- Location of Kingvale in Nevada County and Placer County, California.
- Kingvale, California Location in California
- Coordinates: 39°19′13″N 120°26′19″W﻿ / ﻿39.32028°N 120.43861°W
- Country: United States
- State: California
- Counties: Nevada, Placer

Area
- • Total: 0.970 sq mi (2.512 km^{2})
- • Land: 0.961 sq mi (2.490 km^{2})
- • Water: 0.0085 sq mi (0.022 km^{2}) 0.88%
- Elevation: 6,106 ft (1,861 m)

Population (2020)
- • Total: 128
- • Density: 133/sq mi (51.4/km^{2})
- Time zone: UTC-8 (Pacific (PST))
- • Summer (DST): UTC-7 (PDT)
- FIPS code: 06-38604
- GNIS feature ID: 2628744

= Kingvale, California =

Kingvale is a census-designated place (CDP) in Placer County and Nevada County, California, United States. The CDP straddles the border of the two counties, with Nevada County to the north and Placer County to the south. It is located near Soda Springs, 5.5 mi west of Donner Pass. Kingvale was listed on an official map as of 1955. The population was 128 at the 2020 census.

==Geography==
According to the United States Census Bureau, the CDP covers an area of 1.0 square miles (2.5 km^{2}), 99.12% of it land, and 0.88% of it water.

==Demographics==

Kingvale first appeared as a census designated place in the 2010 U.S. census.

The 2020 United States census reported that Kingvale had a population of 128. The population density was 133.1 PD/sqmi. The racial makeup of Kingvale was 122 (95.3%) White, 0 (0.0%) African American, 0 (0.0%) Native American, 1 (0.8%) Asian, 0 (0.0%) Pacific Islander, 0 (0.0%) from other races, and 5 (3.9%) from two or more races. Hispanic or Latino of any race were 2 persons (1.6%).

The whole population lived in households. There were 67 households, out of which 8 (11.9%) had children under the age of 18 living in them, 24 (35.8%) were married-couple households, 7 (10.4%) were cohabiting couple households, 8 (11.9%) had a female householder with no partner present, and 28 (41.8%) had a male householder with no partner present. 22 households (32.8%) were one person, and 9 (13.4%) were one person aged 65 or older. The average household size was 1.91. There were 32 families (47.8% of all households).

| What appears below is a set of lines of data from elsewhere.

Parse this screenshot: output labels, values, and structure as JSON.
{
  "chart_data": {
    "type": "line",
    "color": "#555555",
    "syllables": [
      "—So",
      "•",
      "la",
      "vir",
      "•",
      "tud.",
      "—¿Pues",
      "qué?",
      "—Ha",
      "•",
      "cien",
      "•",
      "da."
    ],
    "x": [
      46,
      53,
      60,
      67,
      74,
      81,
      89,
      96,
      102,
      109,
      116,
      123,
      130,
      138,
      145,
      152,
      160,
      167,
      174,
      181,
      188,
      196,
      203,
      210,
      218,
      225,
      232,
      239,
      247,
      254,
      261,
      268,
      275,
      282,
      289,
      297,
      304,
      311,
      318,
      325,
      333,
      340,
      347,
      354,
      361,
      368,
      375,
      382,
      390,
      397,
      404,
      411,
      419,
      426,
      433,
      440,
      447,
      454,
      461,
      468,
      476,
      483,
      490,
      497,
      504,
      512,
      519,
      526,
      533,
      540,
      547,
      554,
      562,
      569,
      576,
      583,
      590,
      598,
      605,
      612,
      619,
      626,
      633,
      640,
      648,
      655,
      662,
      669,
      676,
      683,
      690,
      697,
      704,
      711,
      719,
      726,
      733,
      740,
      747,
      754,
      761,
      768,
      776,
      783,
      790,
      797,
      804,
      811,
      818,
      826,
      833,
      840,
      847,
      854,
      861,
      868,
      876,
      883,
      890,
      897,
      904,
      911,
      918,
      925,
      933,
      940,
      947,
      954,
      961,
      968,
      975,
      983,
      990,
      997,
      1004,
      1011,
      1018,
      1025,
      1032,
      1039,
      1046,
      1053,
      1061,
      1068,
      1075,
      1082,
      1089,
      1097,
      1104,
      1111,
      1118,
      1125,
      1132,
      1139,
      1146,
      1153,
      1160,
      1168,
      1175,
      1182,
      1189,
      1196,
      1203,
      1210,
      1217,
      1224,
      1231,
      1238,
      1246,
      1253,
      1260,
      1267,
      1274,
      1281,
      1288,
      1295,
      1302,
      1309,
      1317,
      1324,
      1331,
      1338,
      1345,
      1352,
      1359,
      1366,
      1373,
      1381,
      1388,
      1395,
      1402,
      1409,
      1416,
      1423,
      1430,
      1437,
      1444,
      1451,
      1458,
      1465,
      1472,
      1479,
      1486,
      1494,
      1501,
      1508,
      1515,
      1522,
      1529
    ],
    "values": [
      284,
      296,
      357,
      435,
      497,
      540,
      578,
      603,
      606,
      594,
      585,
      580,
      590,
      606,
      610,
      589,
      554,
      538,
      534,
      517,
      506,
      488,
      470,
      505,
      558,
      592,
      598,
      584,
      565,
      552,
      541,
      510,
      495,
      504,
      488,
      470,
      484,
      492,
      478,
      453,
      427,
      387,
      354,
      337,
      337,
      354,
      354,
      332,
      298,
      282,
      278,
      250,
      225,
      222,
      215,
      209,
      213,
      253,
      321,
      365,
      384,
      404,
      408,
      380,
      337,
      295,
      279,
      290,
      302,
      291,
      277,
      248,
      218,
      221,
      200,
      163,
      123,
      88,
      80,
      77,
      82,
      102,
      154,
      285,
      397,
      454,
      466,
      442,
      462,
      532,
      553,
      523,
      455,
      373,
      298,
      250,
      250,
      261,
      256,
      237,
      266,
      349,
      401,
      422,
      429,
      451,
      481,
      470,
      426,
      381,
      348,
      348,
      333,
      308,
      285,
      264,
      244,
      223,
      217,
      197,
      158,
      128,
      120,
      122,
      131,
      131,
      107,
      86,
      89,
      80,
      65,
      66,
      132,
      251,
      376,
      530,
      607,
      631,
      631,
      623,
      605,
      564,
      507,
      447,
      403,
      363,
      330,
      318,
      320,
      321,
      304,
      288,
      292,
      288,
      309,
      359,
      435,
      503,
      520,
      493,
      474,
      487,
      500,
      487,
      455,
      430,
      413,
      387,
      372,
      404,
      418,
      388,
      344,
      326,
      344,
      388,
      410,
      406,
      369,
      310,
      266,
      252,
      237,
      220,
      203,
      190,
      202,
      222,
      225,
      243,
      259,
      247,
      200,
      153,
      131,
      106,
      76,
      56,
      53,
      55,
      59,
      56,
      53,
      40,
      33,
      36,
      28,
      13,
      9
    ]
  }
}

The age distribution was 23 people (18.0%) under the age of 18, 5 people (3.9%) aged 18 to 24, 33 people (25.8%) aged 25 to 44, 45 people (35.2%) aged 45 to 64, and 22 people (17.2%) who were 65 years of age or older. The median age was 48.0 years. There were 77 males and 51 females.

There were 314 housing units at an average density of 326.4 /mi2, of which 67 (21.3%) were occupied. Of these, 39 (58.2%) were owner-occupied, and 28 (41.8%) were occupied by renters.

Historical population
| Census | Pop. | Note | %± |
| 2010 | 143 |  | — |
| 2020 | 128 |  | −10.5% |
U.S. Decennial Census 2000 2010

==Education==
It is in the Tahoe-Truckee Unified School District.